The High Level Working Group was established after a U.S.-EU summit meeting on 28 November 2011. Its co-chairs are U.S. Trade Representative Ron Kirk and EU Trade Commissioner Karel De Gucht. The stated objective of the group is to "identify policies and measures to increase trade and investment to support mutually beneficial job creation, economic growth and competitiveness" in both the United States and the European Union. In the report, the Group concludes that the best way to achieve these objectives is to negotiate a comprehensive trade agreement. Both parties have expressed a desire to complete the negotiations quickly, with De Gucht hoping to wrap up the talks within 18 months.
Specifically, the report details seven categories that a potential agreement would include: tariffs, non-tariff barriers and regulatory issues, services, investment, procurement, intellectual property rights and rules.
The first stated objective of a potential agreement would be to eliminate all tariffs on bi-lateral trade. The report notes that the goal would be for quick phase-outs of all duties except those on goods from particularly sensitive sectors.
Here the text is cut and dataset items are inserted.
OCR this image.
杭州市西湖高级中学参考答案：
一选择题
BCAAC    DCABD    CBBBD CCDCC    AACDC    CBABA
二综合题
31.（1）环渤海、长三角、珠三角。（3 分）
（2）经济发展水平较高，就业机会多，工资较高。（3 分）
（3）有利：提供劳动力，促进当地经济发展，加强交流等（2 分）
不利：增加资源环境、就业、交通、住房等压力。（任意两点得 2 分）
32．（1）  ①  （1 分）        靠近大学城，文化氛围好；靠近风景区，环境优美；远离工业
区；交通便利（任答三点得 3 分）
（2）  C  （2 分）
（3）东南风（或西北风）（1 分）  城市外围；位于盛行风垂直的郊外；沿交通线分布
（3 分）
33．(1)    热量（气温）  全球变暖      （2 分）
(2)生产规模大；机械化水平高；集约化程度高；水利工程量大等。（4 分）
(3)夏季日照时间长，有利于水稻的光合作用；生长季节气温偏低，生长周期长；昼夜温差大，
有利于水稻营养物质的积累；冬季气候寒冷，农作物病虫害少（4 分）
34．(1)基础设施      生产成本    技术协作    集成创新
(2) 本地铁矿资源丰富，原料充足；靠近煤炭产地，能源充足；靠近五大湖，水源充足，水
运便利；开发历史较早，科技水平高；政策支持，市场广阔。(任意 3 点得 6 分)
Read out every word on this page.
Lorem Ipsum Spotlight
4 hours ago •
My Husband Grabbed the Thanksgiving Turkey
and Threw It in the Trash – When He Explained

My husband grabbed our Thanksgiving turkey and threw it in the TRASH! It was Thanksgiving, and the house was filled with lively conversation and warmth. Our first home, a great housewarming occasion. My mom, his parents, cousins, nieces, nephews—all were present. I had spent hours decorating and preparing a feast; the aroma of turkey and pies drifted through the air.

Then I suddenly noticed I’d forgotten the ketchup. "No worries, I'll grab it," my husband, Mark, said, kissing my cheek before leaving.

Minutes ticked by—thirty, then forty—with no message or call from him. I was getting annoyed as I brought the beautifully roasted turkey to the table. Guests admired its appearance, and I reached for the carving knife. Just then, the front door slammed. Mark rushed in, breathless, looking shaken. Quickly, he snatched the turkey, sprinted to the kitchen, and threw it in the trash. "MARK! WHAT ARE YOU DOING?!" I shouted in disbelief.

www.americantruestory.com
The language of the report leaves some flexibility for treatment of the most sensitive products.
The Working Group is careful to mention the respect that each party has for the other's regulatory regime. That said, the report emphasises a desire to streamline regulation in order to create an "integrated transatlantic marketplace." Recognising the delicate nature of potential negotiations, the report details only a few specific areas of potential agreement. These include a chapter on sanitary and phytosanitary standards, a chapter on technical barriers to trade, and provisions for promoting future regulatory compatibility. The Working Group has also asked stakeholders to present by the end of the year concrete examples of regulatory irregularities that impede trade in order to properly address those issues during the regulatory process.